I would try this regex for Table2:
Table2 := '''[^'']+''|"[^"]+"|[^' + TRegEx.Escape(Table, false) + ']+';
Demo:
This demo is more a POC since I was unable to find an online delphi regex tester.
The delimiters are the space (ASCII code 32) and pipe (ASCII code 124) characters.
The test sentence is:
toto titi "alloa toutou" 'dfg erre' 1245|coucou "nestor|delphi" "" ''
http://regexr.com?32i81
Discussion:
I assume that a quoted string is a string enclosed by either two single quotes (') or two double quotes (").
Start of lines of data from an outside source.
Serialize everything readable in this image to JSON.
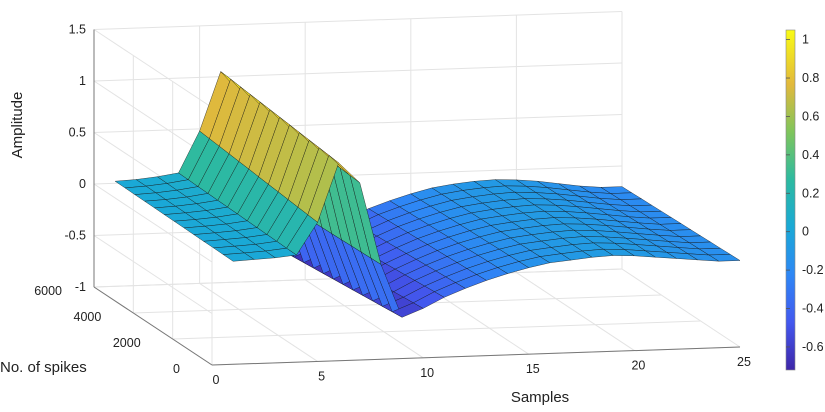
{
  "chart_data": {
    "type": "surface",
    "title": "",
    "xlabel": "Samples",
    "ylabel": "No. of spikes",
    "zlabel": "Amplitude",
    "xlim": [
      0,
      25
    ],
    "ylim": [
      0,
      6000
    ],
    "zlim": [
      -1,
      1.5
    ],
    "x_ticks": [
      "0",
      "5",
      "10",
      "15",
      "20",
      "25"
    ],
    "y_ticks": [
      "0",
      "2000",
      "4000",
      "6000"
    ],
    "z_ticks": [
      "-1",
      "-0.5",
      "0",
      "0.5",
      "1",
      "1.5"
    ],
    "grid": true,
    "colormap": "parula",
    "colorbar": {
      "range": [
        -0.72,
        1.05
      ],
      "ticks": [
        "1",
        "0.8",
        "0.6",
        "0.4",
        "0.2",
        "0",
        "-0.2",
        "-0.4",
        "-0.6"
      ],
      "position": "right"
    },
    "samples": [
      1,
      2,
      3,
      4,
      5,
      6,
      7,
      8,
      9,
      10,
      11,
      12,
      13,
      14,
      15,
      16,
      17,
      18,
      19,
      20,
      21,
      22,
      23,
      24,
      25
    ],
    "spike_counts": [
      0,
      500,
      1000,
      1500,
      2000,
      2500,
      3000,
      3500,
      4000,
      4500,
      5000,
      5500,
      6000
    ],
    "waveform_top": [
      0.02,
      0.03,
      0.05,
      0.08,
      0.48,
      1.05,
      0.82,
      -0.12,
      -0.72,
      -0.63,
      -0.52,
      -0.42,
      -0.33,
      -0.26,
      -0.2,
      -0.15,
      -0.12,
      -0.1,
      -0.09,
      -0.1,
      -0.12,
      -0.15,
      -0.18,
      -0.2,
      -0.2
    ],
    "waveform_bottom": [
      0.0,
      0.01,
      0.02,
      0.04,
      0.35,
      0.92,
      0.72,
      -0.08,
      -0.6,
      -0.52,
      -0.42,
      -0.34,
      -0.27,
      -0.21,
      -0.16,
      -0.12,
      -0.1,
      -0.08,
      -0.07,
      -0.08,
      -0.1,
      -0.12,
      -0.14,
      -0.16,
      -0.16
    ]
  }
}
Correct me if I am wrong.
The regex will match either:
a single quoted string
a double quoted string
a string not composed by any passed delimiters
Known bug:
Since I didn't know how ParseWord handle quote escaping inside string, the regex doesn't support this feature.
For instance :
How to interpret this 'foo''bar' ? => Two tokens : 'foo' and 'bar' OR one single token 'foo''bar'.
What about this case too : "foo""bar" ? => Two tokens : "foo" and "bar" OR one single token "foo""bar".
In my original code I was looking for the delimiter and taking everything up to that as my next match, but that concept didn't carry over when looking for something within quotes. #Stephan's suggestion of negating the search eventually lead me to something that works. An additional complication that I never mentioned earlier is that HyperStr can use anything as a quoting character. The default is double quote but you can change it with a function call.
In my solution I've explicitly hardcoded the QuoteChar as double quote, which suits my own purposes, but it would be trivial to make QuoteChar a global and set it within another function. I've also successfully tested it with single quote (ascii 39), which would be the tricky one in Delphi.
function ParseWord( const Source, Table: String; var Index: Integer):string;
var
RE : TRegEx;
match : TMatch;
Table2: string;
Source2 : string;
QuoteChar : string;
begin
if index = length(Source) then
begin
result:= '';
exit;
end;
// escape the special characters and wrap in a Group
QuoteChar := #39;
Table2 :='[^'+TRegEx.Escape(Table, false)+QuoteChar+']*|'+QuoteChar+'.*?'+QuoteChar ;
Source2 := copy(Source, Index, length(Source)-index+1);
match := TRegEx.Match(Source2,Table2);
if match.success then
begin
result := copy( Source2, match.index, match.length);
Index := Index + match.Index + match.Length-1;
end
else
begin
result := copy(Source, Index, length(Source)-Index+1);
Index := length(Source);
end;
while ( Length(result)= 0) and (Index<length(Source)) do
begin
Inc(Index);
result := ParseWord(Source,Table, Index);
end;
end;
This solution doesn't strip the quote chars from around quoted strings, but I can't tell from my own existing code if it should or not, and I can't test using Hyperstr. Maybe someone else knows?